Thoughts arise in the midst of practice: “How should I do my yoga?,” “When can I write another article?,” “What’s happening with my investments?,” “I hate so and so who was so terrible to me,” “I would love to be with her” and “What’s the story with my parents?” All kinds of thoughts begin to arise naturally. If you have lots of time to sit, endless thoughts happen constantly.
The approach to that is actually no approach. Reduce everything to thought level rather than to concepts. Usually, if you have mental chatter, you call it your thoughts. But if you have deeply involved emotional chatter, you give it special prestige. You think those thoughts deserve the special privilege of being called emotion., Somehow, in the realm of actual mind, things don’t work that way. It’s just thinking: thinking you’re horny, thinking you’re angry. As far as shamatha practice is concerned, your thoughts are no longer regarded as V.I.P.s while you meditate. You think, you sit; you think, you sit; you think, you sit. You have thoughts, you have thoughts about thoughts. Let it happen that way. Call them thoughts.
Then, a further touch is necessary. Emotional states should not just be acknowledged and pushed off, but actually looked at. During meditation, you may experience being utterly aggressive, angry or lustful, whatever. You don’t just politely say to your emotion, “Hi. Nice seeing you again. You are okay. Goodbye, I want to get back to my breath.” That’s like meeting an old friend who reminds you of the past and rather than stopping to talk, you say, “Excuse me, I have to catch the train to my next appointment.” In the shamatha approach to practice you don’t just sign off. You acknowledge what’s happening, and then you look more closely as well. You don’t give yourself an easy time to escape the embarrassing and unpleasant moments, the self-conscious moments of your life. Such thoughts might arise as memories of the past, the painful experience of the present or painful future prospects. All those things happen: experience them and look at them, and only then do you come back to your breath. This is important.
If you feel that sitting and meditating is a way of avoiding problems, then that is the problem. In fact, most of the problems in life don’t come from being an aggressive or lustful person. The greatest problem is that you want to bottle those things up and put them aside, and you become an expert in deception. That is one of the biggest problems. Meditation practice should uncover any attempts to develop a subtle, sophisticated, deceptive approach.

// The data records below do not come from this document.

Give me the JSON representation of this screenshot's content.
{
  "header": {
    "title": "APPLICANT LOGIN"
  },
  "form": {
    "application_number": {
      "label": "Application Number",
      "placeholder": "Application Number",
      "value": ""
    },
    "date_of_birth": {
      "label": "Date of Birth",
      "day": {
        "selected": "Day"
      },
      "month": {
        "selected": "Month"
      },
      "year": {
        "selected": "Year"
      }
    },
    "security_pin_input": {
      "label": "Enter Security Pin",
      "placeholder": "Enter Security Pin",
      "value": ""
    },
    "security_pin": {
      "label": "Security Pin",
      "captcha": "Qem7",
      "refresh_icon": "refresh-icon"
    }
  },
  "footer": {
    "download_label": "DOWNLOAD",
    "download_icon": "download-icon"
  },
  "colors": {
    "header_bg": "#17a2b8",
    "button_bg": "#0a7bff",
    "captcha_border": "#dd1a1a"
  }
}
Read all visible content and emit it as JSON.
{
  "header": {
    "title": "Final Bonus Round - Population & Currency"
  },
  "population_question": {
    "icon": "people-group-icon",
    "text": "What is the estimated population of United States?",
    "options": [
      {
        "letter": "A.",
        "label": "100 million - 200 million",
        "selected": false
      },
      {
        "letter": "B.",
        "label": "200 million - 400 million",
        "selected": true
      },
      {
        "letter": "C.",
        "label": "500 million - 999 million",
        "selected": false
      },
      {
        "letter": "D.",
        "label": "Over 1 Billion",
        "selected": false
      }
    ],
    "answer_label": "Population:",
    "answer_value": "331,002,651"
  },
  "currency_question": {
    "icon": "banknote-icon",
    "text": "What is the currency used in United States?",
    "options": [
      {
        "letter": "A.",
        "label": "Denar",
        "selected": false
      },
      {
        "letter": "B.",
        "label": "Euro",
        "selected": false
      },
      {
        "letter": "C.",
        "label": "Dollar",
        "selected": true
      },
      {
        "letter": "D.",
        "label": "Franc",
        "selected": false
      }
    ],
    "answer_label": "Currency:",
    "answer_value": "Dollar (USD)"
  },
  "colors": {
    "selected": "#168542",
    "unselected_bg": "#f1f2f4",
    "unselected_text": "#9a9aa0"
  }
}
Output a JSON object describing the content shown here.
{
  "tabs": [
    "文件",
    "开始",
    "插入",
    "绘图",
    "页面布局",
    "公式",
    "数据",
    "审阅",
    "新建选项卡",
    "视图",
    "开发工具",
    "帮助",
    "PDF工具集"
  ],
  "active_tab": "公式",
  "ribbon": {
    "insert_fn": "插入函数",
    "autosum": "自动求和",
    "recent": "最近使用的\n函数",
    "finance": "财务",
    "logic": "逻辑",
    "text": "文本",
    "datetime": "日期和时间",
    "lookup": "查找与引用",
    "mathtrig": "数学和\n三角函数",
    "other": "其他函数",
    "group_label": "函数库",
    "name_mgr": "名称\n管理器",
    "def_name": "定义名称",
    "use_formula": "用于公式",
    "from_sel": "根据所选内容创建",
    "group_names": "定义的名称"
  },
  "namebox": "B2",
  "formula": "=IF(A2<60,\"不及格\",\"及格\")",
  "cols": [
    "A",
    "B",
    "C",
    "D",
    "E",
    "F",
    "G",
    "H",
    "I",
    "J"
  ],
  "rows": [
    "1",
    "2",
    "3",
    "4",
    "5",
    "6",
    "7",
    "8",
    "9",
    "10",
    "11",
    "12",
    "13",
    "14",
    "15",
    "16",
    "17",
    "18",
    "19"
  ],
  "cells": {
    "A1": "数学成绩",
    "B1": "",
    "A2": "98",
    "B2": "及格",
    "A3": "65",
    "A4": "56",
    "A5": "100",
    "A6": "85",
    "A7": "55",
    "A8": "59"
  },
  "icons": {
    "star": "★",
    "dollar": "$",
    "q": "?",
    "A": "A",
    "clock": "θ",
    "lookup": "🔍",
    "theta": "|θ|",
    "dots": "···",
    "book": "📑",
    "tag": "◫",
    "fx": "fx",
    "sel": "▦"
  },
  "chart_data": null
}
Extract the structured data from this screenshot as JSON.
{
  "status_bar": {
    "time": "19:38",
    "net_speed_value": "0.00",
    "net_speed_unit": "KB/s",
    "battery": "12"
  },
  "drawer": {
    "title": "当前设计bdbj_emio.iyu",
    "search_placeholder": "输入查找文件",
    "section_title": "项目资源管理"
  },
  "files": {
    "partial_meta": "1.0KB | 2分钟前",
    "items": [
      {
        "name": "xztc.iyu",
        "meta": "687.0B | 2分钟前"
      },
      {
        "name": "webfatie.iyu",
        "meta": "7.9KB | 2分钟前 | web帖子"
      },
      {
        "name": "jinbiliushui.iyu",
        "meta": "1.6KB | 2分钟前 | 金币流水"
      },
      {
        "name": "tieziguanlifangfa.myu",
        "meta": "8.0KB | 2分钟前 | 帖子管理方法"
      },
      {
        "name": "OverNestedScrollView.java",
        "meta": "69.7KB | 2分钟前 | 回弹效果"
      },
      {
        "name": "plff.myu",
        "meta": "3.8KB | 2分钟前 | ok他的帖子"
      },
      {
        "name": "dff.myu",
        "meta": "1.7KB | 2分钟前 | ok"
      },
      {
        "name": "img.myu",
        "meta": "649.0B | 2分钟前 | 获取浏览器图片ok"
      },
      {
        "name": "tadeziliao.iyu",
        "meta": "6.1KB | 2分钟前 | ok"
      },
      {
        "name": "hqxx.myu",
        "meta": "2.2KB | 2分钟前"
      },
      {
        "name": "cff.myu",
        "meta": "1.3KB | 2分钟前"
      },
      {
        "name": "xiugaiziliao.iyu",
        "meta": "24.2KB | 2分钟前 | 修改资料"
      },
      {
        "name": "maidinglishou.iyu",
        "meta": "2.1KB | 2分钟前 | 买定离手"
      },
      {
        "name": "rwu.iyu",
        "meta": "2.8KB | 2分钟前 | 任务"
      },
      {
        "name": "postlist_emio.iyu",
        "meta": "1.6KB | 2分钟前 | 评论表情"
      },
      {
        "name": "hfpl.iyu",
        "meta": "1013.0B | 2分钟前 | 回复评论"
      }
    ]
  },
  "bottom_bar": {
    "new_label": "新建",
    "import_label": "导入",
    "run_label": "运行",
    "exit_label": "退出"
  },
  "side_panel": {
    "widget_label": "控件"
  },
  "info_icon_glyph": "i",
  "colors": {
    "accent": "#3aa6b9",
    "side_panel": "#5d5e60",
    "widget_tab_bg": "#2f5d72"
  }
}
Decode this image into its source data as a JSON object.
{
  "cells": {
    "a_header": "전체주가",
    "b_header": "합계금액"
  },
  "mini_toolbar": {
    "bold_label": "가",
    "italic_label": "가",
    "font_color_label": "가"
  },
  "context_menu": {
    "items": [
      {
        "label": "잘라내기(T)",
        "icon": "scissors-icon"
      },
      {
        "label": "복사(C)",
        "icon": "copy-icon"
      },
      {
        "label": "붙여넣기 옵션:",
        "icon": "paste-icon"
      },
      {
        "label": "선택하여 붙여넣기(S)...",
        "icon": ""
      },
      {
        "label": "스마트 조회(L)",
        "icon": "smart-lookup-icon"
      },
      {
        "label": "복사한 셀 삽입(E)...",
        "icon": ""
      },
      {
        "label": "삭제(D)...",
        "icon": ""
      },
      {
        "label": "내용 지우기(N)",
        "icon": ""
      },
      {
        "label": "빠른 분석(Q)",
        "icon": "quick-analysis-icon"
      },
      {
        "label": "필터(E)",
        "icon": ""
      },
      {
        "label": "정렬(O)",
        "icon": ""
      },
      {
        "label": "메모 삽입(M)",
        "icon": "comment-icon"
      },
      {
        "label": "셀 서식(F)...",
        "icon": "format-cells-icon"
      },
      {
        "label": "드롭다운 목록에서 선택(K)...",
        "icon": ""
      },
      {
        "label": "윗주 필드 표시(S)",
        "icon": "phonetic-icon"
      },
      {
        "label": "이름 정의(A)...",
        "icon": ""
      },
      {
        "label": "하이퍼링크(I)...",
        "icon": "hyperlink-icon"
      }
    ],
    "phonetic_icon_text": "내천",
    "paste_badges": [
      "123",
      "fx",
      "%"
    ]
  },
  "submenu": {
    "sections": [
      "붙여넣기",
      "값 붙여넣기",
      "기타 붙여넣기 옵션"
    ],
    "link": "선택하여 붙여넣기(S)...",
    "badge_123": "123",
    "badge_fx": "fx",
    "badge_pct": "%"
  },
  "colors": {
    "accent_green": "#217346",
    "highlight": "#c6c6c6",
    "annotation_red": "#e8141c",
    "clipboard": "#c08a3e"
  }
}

Finally, in meditation, there’s a sense of individuality, a sense of person. Actually, we are here—we exist. What about the non-existence and egolessness that Buddhism emphasizes? What about spiritual materialism, wanting happiness and fulfillment from our practice? Aren’t we going to stray into some pitfall? Maybe you are. Maybe you are not. There’s no guarantee, since there’s no guarantor. However, it is possible that you could just do this technique very simply. I would recommend that you shouldn’t worry about future security, but just do this, directly, simply.